One of the most striking poems of recent times is For the Anniversary of My Death by MS Merwin. In it, he acknowledges that “without knowing it I have passed the day” on which, at some point in the future, he will leave behind this life.

It is chilling to think of the catastrophes which could test this country in the years ahead, but Wales also has the chance to create anniversaries worthy of the most ebullient celebrations and forge traditions that will energise and inspire.

Without knowing it, we may be passing the anniversary of the day when a Welsh person perfects the hydrogen fuel cell, harnesses nuclear fusion, negotiates peace in the Middle East or reintroduces the unicorn to Montgomeryshire.

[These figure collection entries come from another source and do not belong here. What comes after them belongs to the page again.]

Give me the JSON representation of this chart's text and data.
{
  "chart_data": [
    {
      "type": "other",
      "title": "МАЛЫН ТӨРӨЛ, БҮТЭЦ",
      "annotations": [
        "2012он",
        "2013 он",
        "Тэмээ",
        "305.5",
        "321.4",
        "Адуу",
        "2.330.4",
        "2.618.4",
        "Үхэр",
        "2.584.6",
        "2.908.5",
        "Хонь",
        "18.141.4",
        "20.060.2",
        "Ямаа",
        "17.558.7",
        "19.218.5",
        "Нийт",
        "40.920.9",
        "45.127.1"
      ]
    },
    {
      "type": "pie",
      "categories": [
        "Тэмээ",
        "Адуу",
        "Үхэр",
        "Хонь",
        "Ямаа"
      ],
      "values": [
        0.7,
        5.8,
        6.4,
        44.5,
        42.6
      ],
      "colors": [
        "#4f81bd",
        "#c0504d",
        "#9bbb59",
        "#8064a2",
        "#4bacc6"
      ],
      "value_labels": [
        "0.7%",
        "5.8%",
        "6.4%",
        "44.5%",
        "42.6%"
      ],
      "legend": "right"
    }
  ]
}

The bruises of post-war industrial decline have created bastilles which need to be stormed but if today’s leaders can nurture a modern Welsh tradition as audacious as it is creative and generous then revolution awaits.

A Thursday column

Thursday, July 07, 2011

In Search of a Happy Juncture

In the moments after an election count, when the winning candidate is giddily bouncing on the balls of his or her feet, a look of chilly fear may sweep across their eyes.

It is possible they have remembered Enoch Powell’s adage that political lives “unless they are cut off in midstream at a happy juncture end in failure”.

No political mammal wants to be remembered or (worse still) forgotten as a failure and being “cut off” does not sound very appealing.

Of the 60 Welsh AMs and 40 MPs, how many of them of them will suffer the ignominy of being ejected by their electors or eased out by a party irked that they have strayed onto the maverick side of an argument? Of those who do survive the periodic electoral culls, how many will reach an office of state which satisfies their ambition to bring a morsel of change to this wonky world?

MPs may be on the way to liberating circus animals, but politics remains a tiger-filled arena and how many will survive years of inter and inner-party battles with their idealism intact?

Britain has been able to provide ex-politicians with a soft landing thanks to the House of Lords but reforming zeal may remove this convenient and bouncy woolsack.

Politics does attract individuals of extraordinary self-belief who have a burning sense of vocation but is there a way to harness the talents of people who have brilliant skills and could make a fantastic contribution but do not want to devote the rest of their days to shouting from the green benches and stomping around Whitehall?

Former environment minister Jane Davidson had the idea of using some of the Assembly’s 20 regional list seats to bring in people with luminous talents so they could serve for a specific length of time without fighting a constituency. In a suction-packed 60-seat Assembly – where until recently one party leader himself had a top-up seat – this proposal was not going to catch fire.

However, it’s a notion whose time may come. Certainly, it was a glory of traditional Welsh rugby and golden era Olympics that the competitors had lives outside sport; the competition arguably glowed with more splendour when a jobbing engineer or doctor triumphed than when a professionally-tuned try-scoring machine achieves the same feat.

A political culture that welcomed the amateur might be a less cruel but more creative domain, and MPs who knew they had one term to make a difference might also enjoy a happier ending that would inspire others to compete for the chance to join the adventure of true public service.